I subsequently realized there is an efficient simple algorithm utilizing properties of the Greatest Common Divisor, as I noted here. Reproduced:
- Write a Greatest Common Divisor function
- Note that the Smallest Common Multiple (SCM) of any two numbers a and b is the value:
a * b / GCD(a,b) .
- Calculate the SCM for the first two numbers of the range; then successively calculate the SCM for that value plus the next value in the range until you hit the end of the range.
I suggest that the challenge be:
- Immediately preceded by a Write a GCD function challenge;
- Be pre-populated with the GCD function just written by the student; and
- Be supplemented with my algorithm note above (or at least the comment
Note that the Smallest Common Multiple (SCM) of any two numbers a and b is the value:
a * b / GCD(a,b)
I believe this would be far more valuable to students than the existing challenge structure.
This is just one person’s opinion, but I don’t think that this challenge is too demanding.
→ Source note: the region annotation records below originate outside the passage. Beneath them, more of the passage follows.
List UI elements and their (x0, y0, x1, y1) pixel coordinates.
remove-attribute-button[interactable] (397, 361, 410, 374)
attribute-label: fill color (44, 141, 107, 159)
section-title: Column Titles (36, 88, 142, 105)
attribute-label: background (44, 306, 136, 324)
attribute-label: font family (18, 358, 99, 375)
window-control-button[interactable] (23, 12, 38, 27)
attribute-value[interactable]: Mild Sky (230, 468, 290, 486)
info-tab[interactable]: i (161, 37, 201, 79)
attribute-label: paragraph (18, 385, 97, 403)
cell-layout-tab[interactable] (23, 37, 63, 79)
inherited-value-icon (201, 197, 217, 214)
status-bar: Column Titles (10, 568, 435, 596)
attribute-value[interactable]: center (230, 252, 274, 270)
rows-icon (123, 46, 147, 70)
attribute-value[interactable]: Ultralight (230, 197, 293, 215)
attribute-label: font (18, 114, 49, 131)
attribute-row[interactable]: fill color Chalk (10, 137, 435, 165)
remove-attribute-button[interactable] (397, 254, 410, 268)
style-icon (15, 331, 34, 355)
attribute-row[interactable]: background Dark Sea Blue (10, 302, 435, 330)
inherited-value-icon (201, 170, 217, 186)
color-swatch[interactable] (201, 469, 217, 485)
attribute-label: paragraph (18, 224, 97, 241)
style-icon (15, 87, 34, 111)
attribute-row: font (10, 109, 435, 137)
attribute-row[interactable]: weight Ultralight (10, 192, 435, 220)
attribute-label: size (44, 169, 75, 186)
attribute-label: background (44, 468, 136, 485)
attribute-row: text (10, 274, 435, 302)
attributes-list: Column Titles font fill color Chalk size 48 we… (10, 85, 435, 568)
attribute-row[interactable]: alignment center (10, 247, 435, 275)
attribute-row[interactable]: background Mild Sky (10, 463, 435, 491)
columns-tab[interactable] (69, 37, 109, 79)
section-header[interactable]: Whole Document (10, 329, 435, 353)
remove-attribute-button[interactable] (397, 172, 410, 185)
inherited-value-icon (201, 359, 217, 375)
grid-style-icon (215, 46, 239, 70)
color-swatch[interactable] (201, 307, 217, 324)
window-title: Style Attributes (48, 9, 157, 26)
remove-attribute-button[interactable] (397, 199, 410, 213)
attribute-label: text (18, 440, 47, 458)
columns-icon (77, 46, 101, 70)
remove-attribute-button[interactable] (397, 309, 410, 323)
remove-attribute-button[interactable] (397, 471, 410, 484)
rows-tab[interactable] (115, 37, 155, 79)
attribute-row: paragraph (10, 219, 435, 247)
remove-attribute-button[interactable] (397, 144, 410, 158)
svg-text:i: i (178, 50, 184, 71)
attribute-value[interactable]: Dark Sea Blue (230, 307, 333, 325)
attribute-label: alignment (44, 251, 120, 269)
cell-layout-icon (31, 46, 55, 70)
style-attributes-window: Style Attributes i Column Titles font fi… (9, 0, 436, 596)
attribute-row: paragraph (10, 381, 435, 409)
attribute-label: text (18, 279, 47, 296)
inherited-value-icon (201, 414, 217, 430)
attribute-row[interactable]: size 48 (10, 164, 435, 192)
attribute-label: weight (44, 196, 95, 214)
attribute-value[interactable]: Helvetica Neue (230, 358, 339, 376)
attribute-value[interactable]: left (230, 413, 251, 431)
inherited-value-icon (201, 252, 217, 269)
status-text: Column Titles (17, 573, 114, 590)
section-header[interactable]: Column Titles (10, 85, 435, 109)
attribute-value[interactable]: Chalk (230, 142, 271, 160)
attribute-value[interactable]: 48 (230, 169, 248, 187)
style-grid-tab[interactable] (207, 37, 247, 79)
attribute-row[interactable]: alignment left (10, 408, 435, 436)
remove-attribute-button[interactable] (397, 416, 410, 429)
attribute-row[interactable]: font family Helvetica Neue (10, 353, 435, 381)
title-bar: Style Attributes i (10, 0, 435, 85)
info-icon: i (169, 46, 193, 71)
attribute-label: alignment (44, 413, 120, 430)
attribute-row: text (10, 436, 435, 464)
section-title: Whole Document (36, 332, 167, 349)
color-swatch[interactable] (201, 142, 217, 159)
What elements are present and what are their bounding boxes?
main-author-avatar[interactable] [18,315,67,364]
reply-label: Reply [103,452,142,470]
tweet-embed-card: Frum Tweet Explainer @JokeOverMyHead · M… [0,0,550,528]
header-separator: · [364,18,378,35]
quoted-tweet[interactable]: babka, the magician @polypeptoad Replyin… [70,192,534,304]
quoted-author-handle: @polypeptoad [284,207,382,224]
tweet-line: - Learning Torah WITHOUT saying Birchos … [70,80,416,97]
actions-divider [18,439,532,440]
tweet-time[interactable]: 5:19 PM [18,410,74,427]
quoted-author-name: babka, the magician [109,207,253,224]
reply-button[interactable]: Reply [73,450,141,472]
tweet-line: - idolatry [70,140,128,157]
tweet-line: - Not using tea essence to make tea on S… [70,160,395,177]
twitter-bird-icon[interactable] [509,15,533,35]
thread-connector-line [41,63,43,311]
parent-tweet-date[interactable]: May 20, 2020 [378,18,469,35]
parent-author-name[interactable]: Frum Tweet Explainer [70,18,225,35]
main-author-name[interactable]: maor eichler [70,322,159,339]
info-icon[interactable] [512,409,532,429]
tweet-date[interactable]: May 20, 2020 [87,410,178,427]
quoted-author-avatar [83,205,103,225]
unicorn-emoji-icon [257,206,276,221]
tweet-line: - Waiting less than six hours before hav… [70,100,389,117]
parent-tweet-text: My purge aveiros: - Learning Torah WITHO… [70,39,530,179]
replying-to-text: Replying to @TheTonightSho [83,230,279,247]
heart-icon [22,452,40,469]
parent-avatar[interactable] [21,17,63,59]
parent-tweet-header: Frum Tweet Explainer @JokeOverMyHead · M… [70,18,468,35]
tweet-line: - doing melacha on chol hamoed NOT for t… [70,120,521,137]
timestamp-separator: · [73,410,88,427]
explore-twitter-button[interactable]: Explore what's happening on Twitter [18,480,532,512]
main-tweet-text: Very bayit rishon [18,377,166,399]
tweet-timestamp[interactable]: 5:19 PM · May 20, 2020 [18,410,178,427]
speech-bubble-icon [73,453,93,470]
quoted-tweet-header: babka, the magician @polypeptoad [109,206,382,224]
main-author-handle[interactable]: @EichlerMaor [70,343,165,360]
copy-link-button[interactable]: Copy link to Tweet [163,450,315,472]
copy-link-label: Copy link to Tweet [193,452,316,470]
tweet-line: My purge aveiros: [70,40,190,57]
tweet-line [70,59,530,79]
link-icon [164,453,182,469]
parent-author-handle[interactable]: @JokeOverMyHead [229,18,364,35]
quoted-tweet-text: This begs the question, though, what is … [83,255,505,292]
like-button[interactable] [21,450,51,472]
One of the objections I have to most online coding education platforms is that they hold your hand to the point that you don’t actually learn much more than syntax. FCC is ramping students up into pretty difficult projects, and as the challenges progress they require not just more logical problem solving but also practical problem solving in the form of research. It is not uncommon for some of the more advanced challenges to take hours or even for students to find that they need to walk away from it and come back again.
Yes, having to work though a math-based challenge when you do not have a lot of experience or confidence in math is frustrating, but it’s a very realistic frustration that is part of this field and something that we need to know how to work though in order to work independently.
This would not be the first time I knew too much math - and initially used the wrong math for a problem.
After first solving this challenge on Friday evening, I was motivated to revisit it by a question on this site by a student who was struggling with time-out crashes in his browser. Since prime factorization is (I believe) far better known than the Euclidean algorithm for calculating GCD, that student may not be the only one to fall into the trap.
FWIW: Once I got past my muttering, the challenge of solving this challenge using prime factorization ended up being quite enjoyable - creating a solution that is almost as efficient as the GCD method.
I think that this challenge is one of the ones that gives that great “I defeated it” satisfaction.